Do accents or lack of teaching experience deter learning?

Justin R. Lessman

Justin R. Lessman

University instructors are as diverse as the students they teach. They come from different eras, different backgrounds, different cultures, even different countries. Oftentimes, these differences help to achieve exactly what the University wants for its students: a well-rounded education from a variety of viewpoints.

Yet, in some instances, the differences can prove challenging for both the instructors and students.

“It can be frustrating at times,” said Bashir Qasmi, professor of Economics.

Qasmi was born in India, raised in Pakistan and spent time in Canada before coming to SDSU in January of 1987. He said normally his students and he do not experience communication difficulties, except occasionally at certain points in the semester.

“After an exam is given, there will sometimes be one or two students who did not do well on the test that will come and then they have a complaint,” he said. “My feeling is that when students cannot do well, then they maybe find an excuse to complain saying they didn’t understand me. It’s a common problem.”

However, Qasmi said he believes that, on occasion, the excuse is actually valid in a different respect.

“I think maybe the students do not understand what I am saying, not because of the language, but because of the content of what I am teaching. They just cannot grasp it,” he said. “But, every professor has students with that problem.”

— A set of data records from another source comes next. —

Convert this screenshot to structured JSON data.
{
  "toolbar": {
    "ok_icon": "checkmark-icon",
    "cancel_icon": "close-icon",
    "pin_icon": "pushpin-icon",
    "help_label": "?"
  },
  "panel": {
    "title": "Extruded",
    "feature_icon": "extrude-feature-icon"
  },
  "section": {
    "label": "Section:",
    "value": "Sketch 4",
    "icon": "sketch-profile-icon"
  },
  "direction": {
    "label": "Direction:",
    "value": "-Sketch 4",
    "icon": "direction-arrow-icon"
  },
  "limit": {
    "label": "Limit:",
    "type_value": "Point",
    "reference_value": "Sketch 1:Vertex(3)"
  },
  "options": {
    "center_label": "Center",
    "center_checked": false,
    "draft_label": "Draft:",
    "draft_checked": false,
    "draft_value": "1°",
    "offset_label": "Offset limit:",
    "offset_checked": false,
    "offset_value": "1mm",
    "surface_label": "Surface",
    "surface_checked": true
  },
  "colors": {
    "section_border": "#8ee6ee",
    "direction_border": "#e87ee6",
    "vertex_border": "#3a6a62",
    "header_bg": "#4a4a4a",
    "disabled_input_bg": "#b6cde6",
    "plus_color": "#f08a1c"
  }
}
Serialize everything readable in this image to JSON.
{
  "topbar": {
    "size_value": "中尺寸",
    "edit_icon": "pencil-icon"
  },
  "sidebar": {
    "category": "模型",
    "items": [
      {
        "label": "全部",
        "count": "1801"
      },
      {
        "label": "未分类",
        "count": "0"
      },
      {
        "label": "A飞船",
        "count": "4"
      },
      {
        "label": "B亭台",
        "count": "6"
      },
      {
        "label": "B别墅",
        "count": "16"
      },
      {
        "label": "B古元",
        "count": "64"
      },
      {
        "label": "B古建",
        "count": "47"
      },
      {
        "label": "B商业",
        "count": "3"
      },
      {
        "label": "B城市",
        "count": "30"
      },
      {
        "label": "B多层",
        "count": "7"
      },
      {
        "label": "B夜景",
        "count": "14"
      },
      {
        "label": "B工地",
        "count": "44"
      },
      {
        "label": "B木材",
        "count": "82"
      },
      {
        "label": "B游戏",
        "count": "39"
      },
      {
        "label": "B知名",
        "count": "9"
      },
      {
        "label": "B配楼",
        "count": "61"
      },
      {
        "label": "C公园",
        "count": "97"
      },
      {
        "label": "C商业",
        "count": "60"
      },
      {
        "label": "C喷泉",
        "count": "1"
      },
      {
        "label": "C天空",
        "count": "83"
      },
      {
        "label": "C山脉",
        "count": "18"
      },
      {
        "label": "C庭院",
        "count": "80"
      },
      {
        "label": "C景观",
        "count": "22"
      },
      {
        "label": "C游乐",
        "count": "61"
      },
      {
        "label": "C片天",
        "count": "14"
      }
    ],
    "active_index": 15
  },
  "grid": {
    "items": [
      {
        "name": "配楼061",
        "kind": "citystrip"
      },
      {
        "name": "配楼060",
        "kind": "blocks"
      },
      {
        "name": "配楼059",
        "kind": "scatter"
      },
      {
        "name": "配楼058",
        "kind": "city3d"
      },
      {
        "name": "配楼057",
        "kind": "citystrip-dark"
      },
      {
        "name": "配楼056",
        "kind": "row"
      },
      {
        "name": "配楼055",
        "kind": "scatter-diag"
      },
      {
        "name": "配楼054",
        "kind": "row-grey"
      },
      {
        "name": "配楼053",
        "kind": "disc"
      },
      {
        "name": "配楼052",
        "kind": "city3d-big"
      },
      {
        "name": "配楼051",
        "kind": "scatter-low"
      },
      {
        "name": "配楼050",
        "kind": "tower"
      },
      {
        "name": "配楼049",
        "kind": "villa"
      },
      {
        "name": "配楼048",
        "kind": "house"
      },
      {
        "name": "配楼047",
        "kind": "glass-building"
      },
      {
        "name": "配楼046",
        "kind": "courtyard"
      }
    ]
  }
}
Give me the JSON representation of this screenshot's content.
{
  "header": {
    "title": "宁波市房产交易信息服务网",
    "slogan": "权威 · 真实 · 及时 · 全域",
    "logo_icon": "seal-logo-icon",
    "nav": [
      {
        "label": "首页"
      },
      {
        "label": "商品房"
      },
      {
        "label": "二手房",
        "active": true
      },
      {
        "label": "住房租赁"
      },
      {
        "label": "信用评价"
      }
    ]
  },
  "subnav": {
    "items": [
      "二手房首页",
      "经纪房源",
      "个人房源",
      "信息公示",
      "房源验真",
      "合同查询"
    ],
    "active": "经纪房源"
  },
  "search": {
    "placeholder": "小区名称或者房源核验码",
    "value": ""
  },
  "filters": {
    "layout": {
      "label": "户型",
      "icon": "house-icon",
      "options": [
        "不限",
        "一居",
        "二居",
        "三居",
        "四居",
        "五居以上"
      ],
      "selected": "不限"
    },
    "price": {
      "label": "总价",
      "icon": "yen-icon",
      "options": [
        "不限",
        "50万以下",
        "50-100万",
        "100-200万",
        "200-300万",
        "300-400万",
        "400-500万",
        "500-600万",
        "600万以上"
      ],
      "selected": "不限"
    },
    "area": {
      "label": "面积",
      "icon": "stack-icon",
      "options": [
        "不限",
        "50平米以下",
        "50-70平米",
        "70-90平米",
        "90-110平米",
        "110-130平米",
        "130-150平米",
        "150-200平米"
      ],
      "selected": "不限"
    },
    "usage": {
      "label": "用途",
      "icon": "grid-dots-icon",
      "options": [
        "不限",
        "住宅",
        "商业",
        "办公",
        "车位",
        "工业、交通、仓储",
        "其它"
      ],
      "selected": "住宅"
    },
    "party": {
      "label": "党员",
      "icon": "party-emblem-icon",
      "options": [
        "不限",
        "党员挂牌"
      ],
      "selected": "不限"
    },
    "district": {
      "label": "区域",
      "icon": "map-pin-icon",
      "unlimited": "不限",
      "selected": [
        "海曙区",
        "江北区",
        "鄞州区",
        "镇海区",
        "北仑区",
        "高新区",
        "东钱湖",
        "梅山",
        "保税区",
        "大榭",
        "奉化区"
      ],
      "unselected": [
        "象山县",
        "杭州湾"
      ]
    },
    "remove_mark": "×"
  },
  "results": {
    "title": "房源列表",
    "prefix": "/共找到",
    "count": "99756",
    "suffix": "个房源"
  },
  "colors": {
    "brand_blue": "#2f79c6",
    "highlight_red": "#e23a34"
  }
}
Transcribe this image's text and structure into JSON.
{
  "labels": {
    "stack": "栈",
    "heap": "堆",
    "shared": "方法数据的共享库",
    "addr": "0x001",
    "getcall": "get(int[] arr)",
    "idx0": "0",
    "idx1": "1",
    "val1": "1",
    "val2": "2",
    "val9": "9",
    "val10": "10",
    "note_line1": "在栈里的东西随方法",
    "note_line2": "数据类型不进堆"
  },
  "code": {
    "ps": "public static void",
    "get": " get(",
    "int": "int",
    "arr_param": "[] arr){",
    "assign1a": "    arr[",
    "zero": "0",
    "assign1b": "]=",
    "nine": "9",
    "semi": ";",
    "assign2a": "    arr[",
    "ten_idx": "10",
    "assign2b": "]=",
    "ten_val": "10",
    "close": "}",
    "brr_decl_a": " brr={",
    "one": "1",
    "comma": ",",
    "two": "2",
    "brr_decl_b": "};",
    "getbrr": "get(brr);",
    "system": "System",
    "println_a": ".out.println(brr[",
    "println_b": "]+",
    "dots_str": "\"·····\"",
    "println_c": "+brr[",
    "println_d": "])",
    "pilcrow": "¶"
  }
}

Brian Smith, a junior Ag Business major from Montrose, has been taught by two teachers from abroad since he came to SDSU. He said one was excellent, while the other presented him with some communication difficulties.

“My freshman year, I had a Chemistry lab instructor from China,” he said. “I know it wasn’t his fault, but a lot of us in the lab really struggled to understand him clearly. In the end, I believe it did dampen my learning.”

Smith’s other instructor was Qasmi.

“Bashir was very good,” he said. “I had absolutely no problem with him at all and enjoyed the class.”

Hans Stein, originally from

Denmark, has been an SDSU professor of Animal Science for more than two years. He said he does not experience much of a problem with teacher-student communication, either.

“I do get a few comments on the student evaluations at the end of the semester,” he said. “I will score slightly lower on the communication category, and some say that I need to spell-check my slides more closely.”

Stein said teaching in a different country has its challenges.

“It is challenging to teach or instruct in your second or third language,” he said. “It’s not something that comes easy; it takes work.”

While some students struggle at times with teachers who have come to SDSU from abroad, others find it frustrating to be taught exclusively by teacher assistants or graduate students.

Dan Magerkurth, a junior ag business major from Geneseo, Ill., said he has found that the lack of experience an assistant or graduate student has compared to a tenured professor makes learning more difficult.

“It’s definitely easier to learn from someone who’s been teaching for a while and has the background and experience,” he said. “It is a lot more difficult if the instructor has to figure out what he’s teaching at the same time the students are trying to figure it out.”

However, Magerkurth also said when he starts the semester off with a teacher assistant or graduate student, he does so with an open mind.

“Just as long as they have the commitment and want to be there, then that makes it easier to learn,” he said. “But if they are just there working to be a teacher so they can get summers off, then it’s a waste of our time.”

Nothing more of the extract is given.